More Like Shades of Gray: the Effects of Black Carbon in Aerosols

McComiskey, A. C., Brookhaven National Laboratory

Aerosol Properties

Aerosol Life Cycle

Cappa CD, TB Onasch, P Massoli, DR Worsnop, TS Bates, ES Cross, P Davidovits, J Hakala, KL Hayden, BT Jobson, KR Kolesar, DA Lack, BM Lerner, SM Li, D Mellon, I Nuaaman, JS Olfert, T Petaja, PK Quinn, C Song, R Subramanian, EJ Williams, and RA Zaveri. 2012. "Radiative Absorption Enhancements Due to the Mixing State of Atmospheric Black Carbon." Science, 337(6098), 10.1126/science.1223447.


Black to the core: Scientists are combining field and laboratory measurements to understand more about the physical properties of aerosols containing black carbon and how they impact global warming.


Black to the core: Scientists are combining field and laboratory measurements to understand more about the physical properties of aerosols containing black carbon and how they impact global warming.

Every day, the incomplete combustion of fossil fuels, biofuels, and biomass forms black carbon particles in the atmosphere. Once deposited in the Arctic, these black carbon particles darken the surface of snow and ice, increasing the amount of the sun’s energy converted to heat rather than reflected back to space. At a larger scale, sunlight absorbed by atmospheric black carbon is also converted into heat and increases temperatures, affecting atmospheric circulation and cloud development. What researchers want to know is how much heating takes place and how that change affects global climate.

Through measurements in the field and in the laboratory, research projects in the last year have advanced the understanding of the impacts from black carbon aerosol in the following ways:

  • In examining how the amount of black carbon aerosol and the size of snow grains affect heat generation at the Earth’s surface, researchers confirmed model predictions and found that the larger the grains of snow, the more heat was generated by the black carbon contamination.
  • Research into the different physical characteristics of individual black carbon particles mixed together with other components—commonly modeled as a light-absorbing inner core surrounded by a non-absorbing shell—revealed that many particles are actually shaped differently.
  • Measurements of black carbon in the atmosphere around urban centers in California indicate that when black carbon mixes with other atmospheric components, the particle’s ability to absorb light and generate heat is significantly less pronounced than often simulated in global climate models.
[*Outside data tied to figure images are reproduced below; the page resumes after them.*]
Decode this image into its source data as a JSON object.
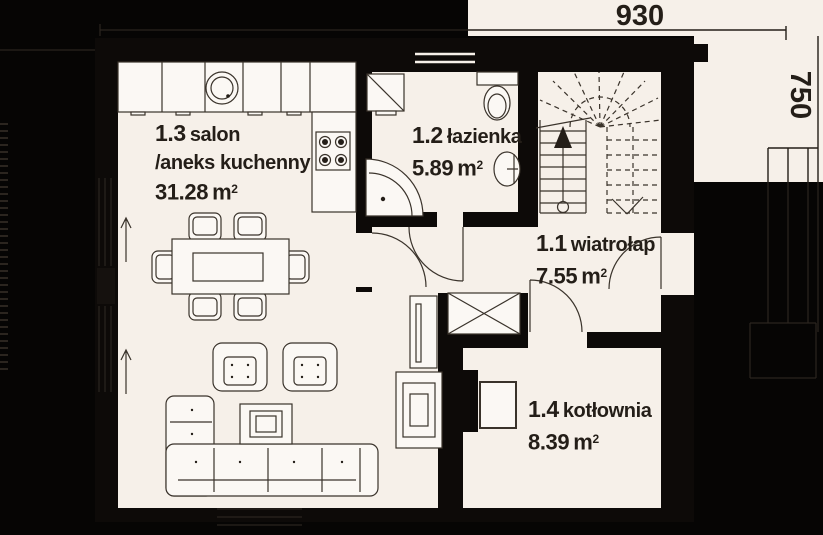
{
  "theme": {
    "bg": "#060504",
    "wall": "#0d0a08",
    "paper": "#f6f0e9",
    "furn": "#fbf8f4",
    "line": "#3a332b",
    "ink": "#241e18",
    "faint": "#2b251f"
  },
  "dimensions": {
    "width_label": "930",
    "height_label": "750"
  },
  "rooms": [
    {
      "id": "1.3",
      "name": "salon",
      "name2": "/aneks kuchenny",
      "area": "31.28",
      "unit": "m",
      "sup": "2"
    },
    {
      "id": "1.2",
      "name": "łazienka",
      "area": "5.89",
      "unit": "m",
      "sup": "2"
    },
    {
      "id": "1.1",
      "name": "wiatrołap",
      "area": "7.55",
      "unit": "m",
      "sup": "2"
    },
    {
      "id": "1.4",
      "name": "kotłownia",
      "area": "8.39",
      "unit": "m",
      "sup": "2"
    }
  ]
}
Various research efforts coupled laboratory and field measurements to yield a better understanding of the concentrations and physical characteristics of aerosols containing black carbon. The research confirmed that black carbon contamination on snow contributes to near world-wide melting of ice, which exacerbates global warming. Using sophisticated instruments, scientists also determined that black carbon particles can adopt a range of internal configurations, which may affect their ability to absorb sunlight and heat the atmosphere. Finally, measurements at specific locations showed that black carbon’s influence on light absorption may need to be modeled differently. When combined, the research demonstrates that a more accurate representation of the physical characteristics of black carbon in models can greatly affect the calculated influence of black carbon on global warming and supports development of more effective ways to mitigate its impacts.

To determine the effect of black carbon and snow grains on heating, researchers generated snow in the laboratory and measured the effects of adding various amounts of black carbon. To learn more about the structure of black carbon, scientists used the Single Particle Soot Photometer, or SP2, one of the few instruments that can quantitatively characterize black carbon down to individual particles. Two of the projects also used observations from a large field measurement campaign funded by DOE, the Carbonaceous Aerosols and Radiative Effects Study (CARES), as the basis for their analyses.

References: Cappa, CD, et al. 2012. “Radiative absorption enhancements due to the mixing state of atmospheric black carbon.” Science 337:1078, doi:10.1126/science.1223447.

Hadley, OL, and TW Kirchstetter. 2012. “Black-carbon reduction of snow albedo.” Nature Climate Change Letters: doi:10.1038/NCLIMATE1433.

Sedlacek, AJ, et al. 2012. “Determination of and evidence for non-core-shell structure of particles containing black carbon using the Single-Particle Soot Photometer (SP2).” Geophysical Research Letters 39: L06802, doi:10.1029/2012GL050905.